Cautious South Korea appears open to dialogue with North
Emerging from victory, Park Geun-hye who will become the next, and the first woman, president of South Korea. Concerning North Korea, Park has said she will try to find a middle ground between the two much-criticized approaches of previous presidents — Roh Moo-hyun, who showered North Korea with unconditional aid, and the outgoing Lee Myung-bak, who treated the North as an adversary.
Pyongyang managed to exploit both approaches, continuing with its weapons program — and conducting its first nuclear test — during a long period of South-led engagement, and later turning more violent, launching two fatal attacks on the South, when that engagement was yanked away.
Park has stressed that she will use “robust deterrence” to counter the North Korean military threat. But she says she is also open to meeting with 29-year-old North Korean leader Kim Jong Un, “if it helps in moving forward North-South relations.”

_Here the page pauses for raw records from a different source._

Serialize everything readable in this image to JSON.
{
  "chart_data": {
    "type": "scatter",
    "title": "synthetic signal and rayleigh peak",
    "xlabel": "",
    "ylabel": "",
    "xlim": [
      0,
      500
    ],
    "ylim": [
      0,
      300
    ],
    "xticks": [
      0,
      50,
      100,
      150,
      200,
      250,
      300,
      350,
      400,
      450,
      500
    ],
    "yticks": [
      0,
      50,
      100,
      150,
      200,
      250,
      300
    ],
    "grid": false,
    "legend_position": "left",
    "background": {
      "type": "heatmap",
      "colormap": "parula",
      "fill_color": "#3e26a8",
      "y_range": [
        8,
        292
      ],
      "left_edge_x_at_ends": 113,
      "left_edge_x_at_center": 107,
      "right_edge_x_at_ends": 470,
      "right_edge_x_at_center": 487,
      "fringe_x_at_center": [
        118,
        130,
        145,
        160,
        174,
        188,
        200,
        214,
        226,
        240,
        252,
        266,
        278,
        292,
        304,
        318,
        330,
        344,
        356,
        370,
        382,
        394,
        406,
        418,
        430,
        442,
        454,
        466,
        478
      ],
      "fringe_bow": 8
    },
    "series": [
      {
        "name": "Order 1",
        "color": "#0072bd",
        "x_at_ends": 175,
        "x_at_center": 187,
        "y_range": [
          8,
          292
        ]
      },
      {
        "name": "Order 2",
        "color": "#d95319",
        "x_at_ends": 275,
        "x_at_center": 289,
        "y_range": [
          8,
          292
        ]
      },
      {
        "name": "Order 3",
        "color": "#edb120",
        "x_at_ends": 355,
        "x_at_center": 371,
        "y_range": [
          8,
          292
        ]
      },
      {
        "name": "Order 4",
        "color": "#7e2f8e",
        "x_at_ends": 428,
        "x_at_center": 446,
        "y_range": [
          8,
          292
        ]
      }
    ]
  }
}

Three in five Koreans, according to a recent government poll, believe that Lee took too hard a line against the North during his soon-to-end five-year term. He ended almost all humanitarian aid and economic projects, saying everything would be restored if the North gave up its weapons. He also talked often about the “inevitability” of unification, hinting that the North was unstable and soon to collapse.

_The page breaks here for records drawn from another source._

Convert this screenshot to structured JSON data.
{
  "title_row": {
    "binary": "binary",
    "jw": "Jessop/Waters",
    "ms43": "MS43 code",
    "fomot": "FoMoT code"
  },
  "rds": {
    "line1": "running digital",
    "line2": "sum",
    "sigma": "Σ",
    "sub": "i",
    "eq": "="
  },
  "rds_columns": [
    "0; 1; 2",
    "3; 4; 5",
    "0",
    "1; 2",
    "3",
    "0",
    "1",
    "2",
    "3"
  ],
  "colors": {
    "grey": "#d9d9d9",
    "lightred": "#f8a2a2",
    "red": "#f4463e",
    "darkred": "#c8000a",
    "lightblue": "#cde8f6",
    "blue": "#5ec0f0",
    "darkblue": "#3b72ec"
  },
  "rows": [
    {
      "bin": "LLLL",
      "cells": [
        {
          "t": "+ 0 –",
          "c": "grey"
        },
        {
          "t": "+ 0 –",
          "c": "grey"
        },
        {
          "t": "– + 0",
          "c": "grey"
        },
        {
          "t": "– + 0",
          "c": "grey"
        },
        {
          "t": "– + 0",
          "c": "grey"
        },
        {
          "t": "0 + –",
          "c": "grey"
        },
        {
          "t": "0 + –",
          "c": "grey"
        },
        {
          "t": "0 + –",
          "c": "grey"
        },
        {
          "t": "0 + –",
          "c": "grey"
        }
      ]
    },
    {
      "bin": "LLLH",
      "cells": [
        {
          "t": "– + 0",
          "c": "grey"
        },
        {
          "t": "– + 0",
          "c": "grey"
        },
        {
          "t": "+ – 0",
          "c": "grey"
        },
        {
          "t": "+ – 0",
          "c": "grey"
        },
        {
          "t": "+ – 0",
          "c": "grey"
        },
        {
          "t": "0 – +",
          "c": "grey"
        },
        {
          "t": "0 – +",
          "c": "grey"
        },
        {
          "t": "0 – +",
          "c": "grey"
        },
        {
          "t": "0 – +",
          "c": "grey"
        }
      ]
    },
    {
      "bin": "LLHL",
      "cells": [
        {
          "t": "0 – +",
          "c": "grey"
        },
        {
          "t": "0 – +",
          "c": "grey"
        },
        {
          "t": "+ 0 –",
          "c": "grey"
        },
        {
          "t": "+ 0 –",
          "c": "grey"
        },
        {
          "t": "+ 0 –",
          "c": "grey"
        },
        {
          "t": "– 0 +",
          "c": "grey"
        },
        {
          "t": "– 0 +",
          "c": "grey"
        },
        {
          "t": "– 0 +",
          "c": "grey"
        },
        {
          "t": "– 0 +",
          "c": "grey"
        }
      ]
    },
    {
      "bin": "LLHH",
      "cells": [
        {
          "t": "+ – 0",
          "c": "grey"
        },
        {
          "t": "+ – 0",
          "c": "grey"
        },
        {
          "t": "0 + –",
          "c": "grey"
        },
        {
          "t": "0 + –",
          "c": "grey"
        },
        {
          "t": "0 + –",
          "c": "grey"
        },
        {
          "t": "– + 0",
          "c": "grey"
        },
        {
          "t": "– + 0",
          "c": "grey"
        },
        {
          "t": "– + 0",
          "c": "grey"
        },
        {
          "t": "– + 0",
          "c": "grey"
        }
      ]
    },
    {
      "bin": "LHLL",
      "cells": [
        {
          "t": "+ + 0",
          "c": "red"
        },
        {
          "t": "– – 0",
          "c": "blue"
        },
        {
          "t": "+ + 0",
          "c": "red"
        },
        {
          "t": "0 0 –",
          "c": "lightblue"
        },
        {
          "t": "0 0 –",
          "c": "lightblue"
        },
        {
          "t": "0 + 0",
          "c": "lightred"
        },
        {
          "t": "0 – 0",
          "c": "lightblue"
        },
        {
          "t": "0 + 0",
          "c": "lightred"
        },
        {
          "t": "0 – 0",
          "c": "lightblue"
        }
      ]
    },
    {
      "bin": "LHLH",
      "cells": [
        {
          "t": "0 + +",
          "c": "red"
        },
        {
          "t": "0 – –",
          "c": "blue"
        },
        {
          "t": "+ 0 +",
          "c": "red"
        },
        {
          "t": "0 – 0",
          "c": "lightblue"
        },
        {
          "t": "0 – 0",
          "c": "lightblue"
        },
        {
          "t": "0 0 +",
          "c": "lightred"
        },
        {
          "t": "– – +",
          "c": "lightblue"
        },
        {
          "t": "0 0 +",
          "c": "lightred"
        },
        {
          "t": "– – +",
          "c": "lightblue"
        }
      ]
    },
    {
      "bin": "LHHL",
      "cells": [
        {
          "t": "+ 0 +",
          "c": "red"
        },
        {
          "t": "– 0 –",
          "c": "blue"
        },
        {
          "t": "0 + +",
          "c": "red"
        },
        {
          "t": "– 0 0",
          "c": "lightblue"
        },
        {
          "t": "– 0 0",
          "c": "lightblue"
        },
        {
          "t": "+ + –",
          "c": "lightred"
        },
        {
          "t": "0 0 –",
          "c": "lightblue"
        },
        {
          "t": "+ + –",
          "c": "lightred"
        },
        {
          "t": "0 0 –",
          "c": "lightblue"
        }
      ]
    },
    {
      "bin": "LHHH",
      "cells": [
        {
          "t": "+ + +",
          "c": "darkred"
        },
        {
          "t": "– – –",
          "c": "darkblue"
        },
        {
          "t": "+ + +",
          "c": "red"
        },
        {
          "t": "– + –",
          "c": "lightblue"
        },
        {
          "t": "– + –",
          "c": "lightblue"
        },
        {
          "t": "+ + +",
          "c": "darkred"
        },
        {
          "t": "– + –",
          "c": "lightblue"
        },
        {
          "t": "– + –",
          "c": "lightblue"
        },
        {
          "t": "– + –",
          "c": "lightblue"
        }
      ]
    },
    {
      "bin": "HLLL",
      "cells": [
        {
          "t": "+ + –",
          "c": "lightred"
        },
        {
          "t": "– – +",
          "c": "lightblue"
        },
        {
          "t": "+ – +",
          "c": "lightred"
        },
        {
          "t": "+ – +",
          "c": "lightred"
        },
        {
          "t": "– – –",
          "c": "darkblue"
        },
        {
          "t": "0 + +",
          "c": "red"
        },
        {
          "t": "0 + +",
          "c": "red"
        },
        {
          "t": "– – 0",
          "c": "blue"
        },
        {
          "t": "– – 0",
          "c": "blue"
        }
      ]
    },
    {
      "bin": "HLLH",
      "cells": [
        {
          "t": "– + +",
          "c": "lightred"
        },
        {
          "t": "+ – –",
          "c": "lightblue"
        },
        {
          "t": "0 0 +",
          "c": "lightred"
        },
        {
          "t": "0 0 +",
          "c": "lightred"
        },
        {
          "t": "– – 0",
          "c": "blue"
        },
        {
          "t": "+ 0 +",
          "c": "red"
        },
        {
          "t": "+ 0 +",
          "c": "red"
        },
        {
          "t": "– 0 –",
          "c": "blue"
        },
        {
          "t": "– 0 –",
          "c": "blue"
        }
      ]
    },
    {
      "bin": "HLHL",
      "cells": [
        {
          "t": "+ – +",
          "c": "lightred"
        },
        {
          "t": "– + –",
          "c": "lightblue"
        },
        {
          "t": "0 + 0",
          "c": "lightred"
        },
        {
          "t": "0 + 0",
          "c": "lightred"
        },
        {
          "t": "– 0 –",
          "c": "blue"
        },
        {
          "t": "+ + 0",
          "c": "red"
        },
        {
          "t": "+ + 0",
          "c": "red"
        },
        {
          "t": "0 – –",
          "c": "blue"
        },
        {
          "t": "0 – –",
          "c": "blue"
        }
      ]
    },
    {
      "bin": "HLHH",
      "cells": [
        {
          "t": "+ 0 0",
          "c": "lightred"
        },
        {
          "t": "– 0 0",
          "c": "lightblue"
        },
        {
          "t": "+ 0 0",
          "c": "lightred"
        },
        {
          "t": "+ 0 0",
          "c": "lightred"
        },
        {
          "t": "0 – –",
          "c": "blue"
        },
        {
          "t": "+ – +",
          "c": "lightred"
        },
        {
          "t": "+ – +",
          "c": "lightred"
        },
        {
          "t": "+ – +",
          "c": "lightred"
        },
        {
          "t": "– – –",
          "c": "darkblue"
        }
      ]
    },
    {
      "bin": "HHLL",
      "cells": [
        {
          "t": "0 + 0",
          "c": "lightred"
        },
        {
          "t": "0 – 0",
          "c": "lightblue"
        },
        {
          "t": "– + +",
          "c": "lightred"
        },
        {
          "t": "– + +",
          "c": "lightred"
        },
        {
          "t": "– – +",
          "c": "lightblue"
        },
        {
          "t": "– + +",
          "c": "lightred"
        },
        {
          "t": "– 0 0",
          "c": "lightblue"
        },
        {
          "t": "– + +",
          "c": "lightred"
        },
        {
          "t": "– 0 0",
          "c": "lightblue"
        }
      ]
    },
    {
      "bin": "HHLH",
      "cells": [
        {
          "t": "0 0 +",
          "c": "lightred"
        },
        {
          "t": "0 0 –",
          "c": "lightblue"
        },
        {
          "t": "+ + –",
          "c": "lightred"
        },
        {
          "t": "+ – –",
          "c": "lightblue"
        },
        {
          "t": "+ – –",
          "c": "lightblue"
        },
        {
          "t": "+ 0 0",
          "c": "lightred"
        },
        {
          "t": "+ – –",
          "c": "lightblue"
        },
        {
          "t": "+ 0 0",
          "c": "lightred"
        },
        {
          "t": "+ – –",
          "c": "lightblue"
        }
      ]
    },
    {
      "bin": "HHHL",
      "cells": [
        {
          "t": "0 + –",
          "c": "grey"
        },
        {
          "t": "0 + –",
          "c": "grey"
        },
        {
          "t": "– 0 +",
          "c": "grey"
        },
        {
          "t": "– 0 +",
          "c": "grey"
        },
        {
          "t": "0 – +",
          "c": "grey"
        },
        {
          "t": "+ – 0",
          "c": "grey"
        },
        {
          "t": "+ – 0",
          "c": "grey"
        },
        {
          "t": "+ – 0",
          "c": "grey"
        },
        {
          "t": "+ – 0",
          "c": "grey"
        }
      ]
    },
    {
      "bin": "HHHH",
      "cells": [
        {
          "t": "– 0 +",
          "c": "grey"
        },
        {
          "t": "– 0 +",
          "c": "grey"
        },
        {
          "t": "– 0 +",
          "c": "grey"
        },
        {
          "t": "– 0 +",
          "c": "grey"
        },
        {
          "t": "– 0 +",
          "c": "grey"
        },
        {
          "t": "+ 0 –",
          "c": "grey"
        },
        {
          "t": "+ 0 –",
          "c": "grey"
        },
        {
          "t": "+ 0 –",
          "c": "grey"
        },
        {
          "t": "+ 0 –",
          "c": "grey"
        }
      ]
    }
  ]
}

Lee had hoped his stance would pressure the North, turning it desperate and compliant. Instead, the North drastically increased its ties with China and continued with its nuclear tests and long-range rocket launches, the latest coming earlier this month.

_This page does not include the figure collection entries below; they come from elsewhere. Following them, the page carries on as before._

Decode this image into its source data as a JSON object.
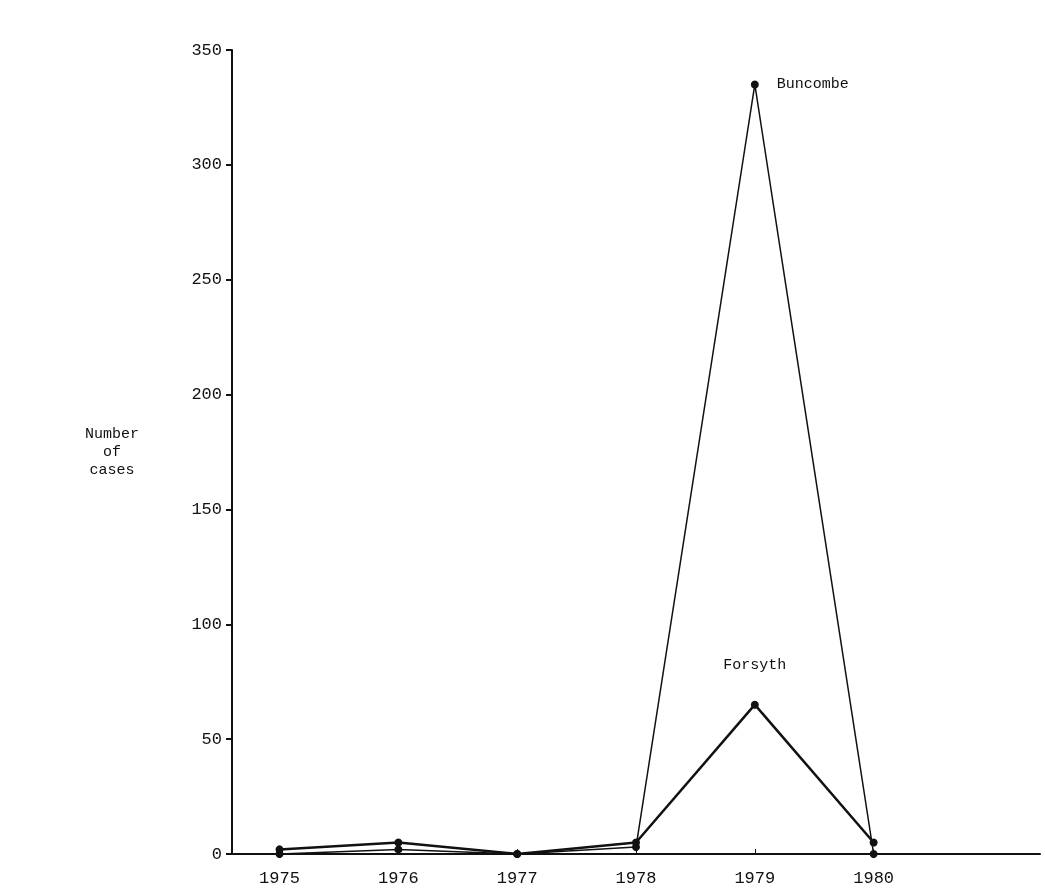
{
  "chart_data": {
    "type": "line",
    "ylabel": "Number\nof\ncases",
    "x": [
      1975,
      1976,
      1977,
      1978,
      1979,
      1980
    ],
    "xlim": [
      1974.6,
      1981.4
    ],
    "xticks": [
      1975,
      1976,
      1977,
      1978,
      1979,
      1980
    ],
    "ylim": [
      0,
      350
    ],
    "yticks": [
      0,
      50,
      100,
      150,
      200,
      250,
      300,
      350
    ],
    "grid": false,
    "legend": false,
    "marker": "circle",
    "line_style": "solid",
    "series": [
      {
        "name": "Buncombe",
        "color": "#111111",
        "values": [
          0,
          2,
          0,
          3,
          335,
          0
        ]
      },
      {
        "name": "Forsyth",
        "color": "#111111",
        "values": [
          2,
          5,
          0,
          5,
          65,
          5
        ]
      }
    ]
  }
}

Park’s approach is more dovish than Lee’s but still much more stern than the “Sunshine Policy” — introduced by Kim Dae-jung in 1998 and continued by Roh — that liberal candidate Moon Jae-in promised to reinstate. No matter the North’s behavior, Park says, she will resume political dialogue and provide some sort of humanitarian aid. She also plans to restore some small-scale economic projects and cultural exchanges, although she has stayed vague about specifics.
But for the South to provide anything more significant, Park says, the North must begin to dismantle its nuclear weapons — something it has vowed will never happen.